Recruiting Across Cultures – One Size Does Not Fit All

When scaling out a talent management program such as a wide-screening selection initiative, ensuring accurate interpretation of candidates’ assessment results across a team of recruiters is challenging in and of itself. That challenge is immeasurably amplified when these candidates hail from different regions and cultures, where expectations on an employee can vary wildly from those of headquarters. For HR leaders at multinational corporations, or at organizations operating in countries that share a talent pool with culturally distinct neighbors, this challenge tends to arise more often than not, and has been intensely magnified by the recent shifts in the macro-business landscape.

The recent global economic turmoil galvanized the localization of jobs across the world and resulted in organizational charts catering to the new era of emerging-market consumers. As companies quickly strategized to make up for the sagging established customer bases and to capitalize on diversity of perspective, indigenous benefactors of the developing world were suddenly being considered for jobs where they were asked to carry twice the responsibility of their expat predecessors—and to do so with half the resources and little if any preparation. Though the eye of the initial financial storm has since passed, it seems those in the talent management industry forgot to ask the most pertinent question when it came to deploying recruitment models across the globe: When we apply our recruitment processes and evaluation models in different regions, do our standard interpretations still hold?

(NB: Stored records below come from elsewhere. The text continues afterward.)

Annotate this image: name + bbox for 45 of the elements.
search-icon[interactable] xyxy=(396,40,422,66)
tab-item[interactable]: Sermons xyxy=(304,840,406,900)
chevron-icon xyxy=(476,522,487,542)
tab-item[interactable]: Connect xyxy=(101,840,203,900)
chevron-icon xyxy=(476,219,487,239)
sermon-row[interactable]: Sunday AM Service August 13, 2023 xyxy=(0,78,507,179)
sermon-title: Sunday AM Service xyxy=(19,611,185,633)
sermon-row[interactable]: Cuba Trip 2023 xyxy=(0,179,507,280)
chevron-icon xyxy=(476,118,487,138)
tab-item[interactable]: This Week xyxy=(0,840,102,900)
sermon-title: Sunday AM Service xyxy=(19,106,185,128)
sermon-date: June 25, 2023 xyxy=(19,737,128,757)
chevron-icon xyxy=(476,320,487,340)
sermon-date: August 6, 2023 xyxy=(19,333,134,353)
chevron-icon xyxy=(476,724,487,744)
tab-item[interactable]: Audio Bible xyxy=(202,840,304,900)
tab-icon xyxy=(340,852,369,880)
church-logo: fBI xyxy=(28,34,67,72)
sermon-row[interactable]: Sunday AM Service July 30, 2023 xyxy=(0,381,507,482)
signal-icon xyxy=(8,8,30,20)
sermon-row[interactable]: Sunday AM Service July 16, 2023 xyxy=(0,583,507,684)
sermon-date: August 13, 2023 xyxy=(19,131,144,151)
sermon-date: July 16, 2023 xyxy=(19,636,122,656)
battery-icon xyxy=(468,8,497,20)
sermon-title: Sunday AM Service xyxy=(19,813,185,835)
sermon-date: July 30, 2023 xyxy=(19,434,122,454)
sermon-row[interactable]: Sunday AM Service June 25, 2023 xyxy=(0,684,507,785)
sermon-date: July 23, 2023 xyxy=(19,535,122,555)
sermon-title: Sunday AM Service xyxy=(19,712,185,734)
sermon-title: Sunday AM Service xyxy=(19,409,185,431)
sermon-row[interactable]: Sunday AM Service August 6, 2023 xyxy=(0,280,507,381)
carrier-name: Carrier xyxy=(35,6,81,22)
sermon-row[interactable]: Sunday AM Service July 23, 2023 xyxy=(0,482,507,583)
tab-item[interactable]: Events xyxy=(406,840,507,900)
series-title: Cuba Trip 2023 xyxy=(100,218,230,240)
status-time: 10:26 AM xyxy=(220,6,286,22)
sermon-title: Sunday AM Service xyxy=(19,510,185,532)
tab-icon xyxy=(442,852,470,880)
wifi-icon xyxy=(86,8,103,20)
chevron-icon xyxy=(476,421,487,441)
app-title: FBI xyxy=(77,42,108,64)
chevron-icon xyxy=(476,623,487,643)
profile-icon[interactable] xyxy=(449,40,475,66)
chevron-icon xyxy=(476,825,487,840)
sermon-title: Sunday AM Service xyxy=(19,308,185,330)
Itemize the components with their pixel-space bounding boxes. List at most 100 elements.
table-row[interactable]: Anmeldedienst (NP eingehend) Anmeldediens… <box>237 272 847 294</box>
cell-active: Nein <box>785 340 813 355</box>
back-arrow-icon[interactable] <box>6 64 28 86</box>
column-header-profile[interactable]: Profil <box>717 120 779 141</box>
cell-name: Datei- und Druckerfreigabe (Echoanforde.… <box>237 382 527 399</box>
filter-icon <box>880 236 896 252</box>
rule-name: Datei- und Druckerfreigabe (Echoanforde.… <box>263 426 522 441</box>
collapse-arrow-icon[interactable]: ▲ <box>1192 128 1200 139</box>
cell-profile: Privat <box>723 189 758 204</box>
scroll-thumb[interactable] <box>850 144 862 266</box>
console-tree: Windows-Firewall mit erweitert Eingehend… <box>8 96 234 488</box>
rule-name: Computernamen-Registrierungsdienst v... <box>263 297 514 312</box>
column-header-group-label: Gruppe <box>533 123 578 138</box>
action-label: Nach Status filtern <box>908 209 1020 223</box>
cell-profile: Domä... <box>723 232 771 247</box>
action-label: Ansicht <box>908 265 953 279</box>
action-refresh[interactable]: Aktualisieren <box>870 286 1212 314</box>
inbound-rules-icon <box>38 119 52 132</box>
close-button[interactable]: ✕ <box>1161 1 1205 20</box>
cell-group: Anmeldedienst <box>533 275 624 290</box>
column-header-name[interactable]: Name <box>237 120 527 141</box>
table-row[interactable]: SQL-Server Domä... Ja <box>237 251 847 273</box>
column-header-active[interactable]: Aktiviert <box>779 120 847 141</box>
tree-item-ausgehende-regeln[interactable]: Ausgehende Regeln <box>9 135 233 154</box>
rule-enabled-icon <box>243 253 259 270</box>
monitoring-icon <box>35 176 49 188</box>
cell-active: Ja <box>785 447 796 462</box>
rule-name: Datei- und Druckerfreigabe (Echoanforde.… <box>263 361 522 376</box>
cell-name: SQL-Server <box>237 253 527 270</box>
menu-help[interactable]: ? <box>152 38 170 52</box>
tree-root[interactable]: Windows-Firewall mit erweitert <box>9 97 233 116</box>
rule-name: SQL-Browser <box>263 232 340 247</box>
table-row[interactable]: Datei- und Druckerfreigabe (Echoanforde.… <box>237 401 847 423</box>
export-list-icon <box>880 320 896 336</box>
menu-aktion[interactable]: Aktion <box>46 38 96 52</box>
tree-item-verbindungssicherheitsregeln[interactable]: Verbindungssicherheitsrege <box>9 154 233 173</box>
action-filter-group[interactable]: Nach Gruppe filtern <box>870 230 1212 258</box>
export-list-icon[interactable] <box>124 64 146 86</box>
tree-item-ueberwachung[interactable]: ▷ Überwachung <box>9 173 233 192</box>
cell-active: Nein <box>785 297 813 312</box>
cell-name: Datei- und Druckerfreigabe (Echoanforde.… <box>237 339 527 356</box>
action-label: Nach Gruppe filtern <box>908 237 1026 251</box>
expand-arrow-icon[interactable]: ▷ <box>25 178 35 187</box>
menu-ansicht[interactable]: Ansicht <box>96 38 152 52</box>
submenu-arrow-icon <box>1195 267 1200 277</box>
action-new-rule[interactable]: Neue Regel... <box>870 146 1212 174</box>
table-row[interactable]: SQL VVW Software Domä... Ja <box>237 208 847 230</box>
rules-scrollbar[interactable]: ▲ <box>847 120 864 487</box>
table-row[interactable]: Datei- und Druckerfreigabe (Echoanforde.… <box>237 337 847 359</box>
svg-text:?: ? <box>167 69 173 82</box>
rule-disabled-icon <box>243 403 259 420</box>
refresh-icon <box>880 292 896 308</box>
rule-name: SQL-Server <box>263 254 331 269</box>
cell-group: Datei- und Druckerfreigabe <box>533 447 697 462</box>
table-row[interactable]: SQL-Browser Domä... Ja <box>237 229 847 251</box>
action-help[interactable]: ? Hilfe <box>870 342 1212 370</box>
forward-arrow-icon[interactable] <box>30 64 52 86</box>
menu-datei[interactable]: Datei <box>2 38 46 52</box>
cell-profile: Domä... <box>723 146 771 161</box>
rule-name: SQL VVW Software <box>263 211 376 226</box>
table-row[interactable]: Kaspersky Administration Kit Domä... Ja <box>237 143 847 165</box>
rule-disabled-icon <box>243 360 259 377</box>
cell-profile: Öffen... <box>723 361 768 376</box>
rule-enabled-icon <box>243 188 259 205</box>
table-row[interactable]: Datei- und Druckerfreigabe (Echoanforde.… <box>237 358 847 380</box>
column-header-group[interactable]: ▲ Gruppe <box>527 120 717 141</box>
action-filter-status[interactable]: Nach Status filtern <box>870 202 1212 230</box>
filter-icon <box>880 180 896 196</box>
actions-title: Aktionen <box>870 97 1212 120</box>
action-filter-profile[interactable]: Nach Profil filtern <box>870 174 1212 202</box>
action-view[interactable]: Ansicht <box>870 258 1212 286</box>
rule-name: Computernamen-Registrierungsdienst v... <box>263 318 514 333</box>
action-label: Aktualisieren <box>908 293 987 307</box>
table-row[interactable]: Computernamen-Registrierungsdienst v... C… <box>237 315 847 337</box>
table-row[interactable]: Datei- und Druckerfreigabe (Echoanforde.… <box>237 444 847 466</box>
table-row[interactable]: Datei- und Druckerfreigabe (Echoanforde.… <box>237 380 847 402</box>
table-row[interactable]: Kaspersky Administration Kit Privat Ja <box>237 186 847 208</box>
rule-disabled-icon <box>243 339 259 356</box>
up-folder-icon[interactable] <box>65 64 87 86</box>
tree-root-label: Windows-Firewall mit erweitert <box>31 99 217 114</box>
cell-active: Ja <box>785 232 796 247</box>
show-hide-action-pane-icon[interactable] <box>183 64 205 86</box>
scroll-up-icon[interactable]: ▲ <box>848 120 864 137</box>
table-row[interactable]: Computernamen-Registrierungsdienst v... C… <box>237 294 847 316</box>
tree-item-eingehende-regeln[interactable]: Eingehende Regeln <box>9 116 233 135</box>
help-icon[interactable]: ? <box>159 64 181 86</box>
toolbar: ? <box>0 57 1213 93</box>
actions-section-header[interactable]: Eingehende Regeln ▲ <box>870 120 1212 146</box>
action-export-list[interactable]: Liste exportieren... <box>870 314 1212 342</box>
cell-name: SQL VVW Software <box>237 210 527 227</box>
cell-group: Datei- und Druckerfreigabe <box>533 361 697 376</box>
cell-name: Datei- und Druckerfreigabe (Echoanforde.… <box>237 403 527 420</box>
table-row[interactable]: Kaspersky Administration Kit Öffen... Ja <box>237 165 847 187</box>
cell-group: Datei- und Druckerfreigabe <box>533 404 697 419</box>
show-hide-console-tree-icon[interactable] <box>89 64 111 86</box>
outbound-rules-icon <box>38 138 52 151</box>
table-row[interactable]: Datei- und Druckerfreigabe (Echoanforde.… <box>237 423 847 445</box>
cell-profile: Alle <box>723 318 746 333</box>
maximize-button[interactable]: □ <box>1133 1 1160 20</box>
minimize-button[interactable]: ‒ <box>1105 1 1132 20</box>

Culture is nuanced, and so are the resulting leadership expectations. Even though the trademarks of a leader tend to be similar across boundaries, how those characteristics manifest behaviorally, and the consequential way to interpret assessment results, can vary by location. Take for example the age-old favorite “Drive”. No country in the world denies there’s a preference for driven leaders. Drive, and its many vague definitions, can seem to some countries (like the US, Germany and Australia) as unfettered self-initiation and a proactive method of taking charge; based on strivings for power, status and reward anticipation. Accordingly, those who decide first and rally followership later tend to appear more leader-like to their colleagues. However, in more consensus-driven societies such behaviors rarely rise through the ranks. Rather, in places like Mainland China, Japan and South Korea, those considered leaders tend to focus more on being dependable, self-disciplined and achievement-oriented; in these locations those who generate alignment first and then push forward are more likely to have the leadership label ascribed to them. Thus, when recruiters apply a Western-centric evaluation model of Drive to selection scenarios in Northeast Asia they often come up empty-handed. Ironically, it appears to indicate that those populating the managerial ranks in the fastest growing economies lack basic intrinsic motivation.

Now, the need for such informed understanding of where recruitment models can go wrong in another culture isn’t always as imperative across the board. A pilot is still a pilot whether he or she works for United, Qantas or Korean Air. With the technical nature of the job and the specific environment in which a pilot is expected to operate, job requirements trump cultural differences and certain individuals’ profiles just won’t work out well in terms of performance. However, when it comes to general leadership recruitment or high potential identification across regions, it’s important to ask ourselves whether our evaluation lens is focused too sharply on our own culturally-informed leadership behaviors. If they are, we will likely miss out on key hires; and even if we find someone who fits our aspiring universal mold, they may face unforeseen challenges as they struggle to fit the expectations of their local subordinates.